Infatti, se apparentemente il Trattato di Lisbona rafforza e snellisce l’agibilità in campo internazionale dell’Unione grazie al ripristino dell’Alto rappresentante per la Politica Estera e di Sicurezza Comune, che prenderà il posto del Ministro degli Esteri e sarà anche Vicepresidente della Commissione, la realtà dei fatti è ben diversa e deve fare i conti sia con l’annoso asservimento alla NATO (il caso Jansa è solo un esempio in tal senso), sia con un progetto e una linea di politica estera quasi impalpabili, che difficilmente prenderanno consistenza con l’istituzione di una figura d’autorità in tal senso.
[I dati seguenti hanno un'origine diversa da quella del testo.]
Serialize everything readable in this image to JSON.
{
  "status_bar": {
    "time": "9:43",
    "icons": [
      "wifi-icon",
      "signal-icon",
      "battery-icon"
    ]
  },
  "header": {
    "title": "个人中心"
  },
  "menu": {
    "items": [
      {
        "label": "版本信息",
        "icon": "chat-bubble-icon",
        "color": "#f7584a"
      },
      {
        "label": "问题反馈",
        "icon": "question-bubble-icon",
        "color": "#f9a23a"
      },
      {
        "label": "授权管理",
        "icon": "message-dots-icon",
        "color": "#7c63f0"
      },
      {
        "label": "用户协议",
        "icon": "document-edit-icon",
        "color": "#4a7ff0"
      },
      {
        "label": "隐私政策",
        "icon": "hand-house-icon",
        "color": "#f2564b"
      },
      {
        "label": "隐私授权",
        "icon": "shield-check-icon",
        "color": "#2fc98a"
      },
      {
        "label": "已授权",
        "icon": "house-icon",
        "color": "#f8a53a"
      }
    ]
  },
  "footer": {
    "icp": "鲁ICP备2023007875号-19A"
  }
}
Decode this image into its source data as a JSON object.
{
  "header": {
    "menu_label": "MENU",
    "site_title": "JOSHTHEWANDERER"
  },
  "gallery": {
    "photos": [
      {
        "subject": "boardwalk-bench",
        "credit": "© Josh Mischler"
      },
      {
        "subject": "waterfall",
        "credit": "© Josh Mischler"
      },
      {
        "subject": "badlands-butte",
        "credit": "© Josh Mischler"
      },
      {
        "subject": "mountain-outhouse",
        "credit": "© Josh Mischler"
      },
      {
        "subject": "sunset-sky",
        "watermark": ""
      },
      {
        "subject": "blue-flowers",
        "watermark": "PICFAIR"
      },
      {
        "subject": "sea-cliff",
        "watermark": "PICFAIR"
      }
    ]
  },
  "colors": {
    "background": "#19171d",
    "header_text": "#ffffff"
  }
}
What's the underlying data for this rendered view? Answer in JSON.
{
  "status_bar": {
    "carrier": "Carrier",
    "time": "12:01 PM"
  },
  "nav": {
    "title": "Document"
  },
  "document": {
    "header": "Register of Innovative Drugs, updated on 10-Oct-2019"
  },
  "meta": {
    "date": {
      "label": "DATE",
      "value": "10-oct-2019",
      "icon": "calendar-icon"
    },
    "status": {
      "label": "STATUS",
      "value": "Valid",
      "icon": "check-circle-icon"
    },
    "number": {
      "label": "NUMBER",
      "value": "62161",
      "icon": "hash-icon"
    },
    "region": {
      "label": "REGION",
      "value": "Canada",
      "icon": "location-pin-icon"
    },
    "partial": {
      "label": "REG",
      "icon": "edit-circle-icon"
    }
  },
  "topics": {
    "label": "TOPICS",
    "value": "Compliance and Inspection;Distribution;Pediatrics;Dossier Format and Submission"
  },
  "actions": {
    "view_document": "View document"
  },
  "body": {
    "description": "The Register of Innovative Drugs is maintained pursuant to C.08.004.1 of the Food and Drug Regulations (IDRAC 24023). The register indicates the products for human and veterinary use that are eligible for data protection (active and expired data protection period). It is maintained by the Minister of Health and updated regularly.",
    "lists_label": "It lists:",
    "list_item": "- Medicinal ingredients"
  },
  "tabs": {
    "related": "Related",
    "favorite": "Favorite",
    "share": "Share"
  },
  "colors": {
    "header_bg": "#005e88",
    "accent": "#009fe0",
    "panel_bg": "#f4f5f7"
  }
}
Gli stessi scetticismi di alcuni paesi e il ricorso alla clausola opting out, testimoniano poi come l’adesione di molti non solo non sia entusiasta, ma sia condizionata in maniera decisiva dalla richiesta di non partecipare a fasi importanti dell’integrazione europea.
È poi stucchevole l’aspra critica che viene rivolta a chi rallenta il processo di integrazione, spesso non perché antieuropeista ma semplicemente perché turbato da grossi dubbi di natura politica a giuridica (non dimentichiamo, per esempio, che Polonia e Repubblica Ceca vengono da decenni di dittatura e solo da poco hanno vista ripristinata la propria sovranità nazionale; ci sta quindi che in un contesto del genere temano di perderla nuovamente). Si invoca la democrazia laddove su 27 Stati solo uno ha fatto ricorso al referendum popolare – massima e insindacabile espressione di democrazia – mentre tutti gli altri hanno sapientemente evitato di coinvolgere i cittadini demandando l’approvazione ai Parlamenti nazionali.
Il ricorso alla democrazia appare dunque sacrosanto solo quando può essere controllato ed esercitato da una classe politica eterodiretta. Al di là dei dettami giuridici del nuovo Trattato, le perplessità rimangono evidenti; per fugarle sarebbe stata certamente efficace una decisa presa di coscienza e messa in gioco della propria proposta politica da parte di Barroso e amici, magari attraverso un iter approvativo del testo costituzionale interamente affidato a referendum popolari, nel nome della democrazia da loro tanto decantata. Ma forse gli interessi che si celano fra le pagine del Trattato sono troppo importanti per metterli nelle mani di semplici e comuni cittadini.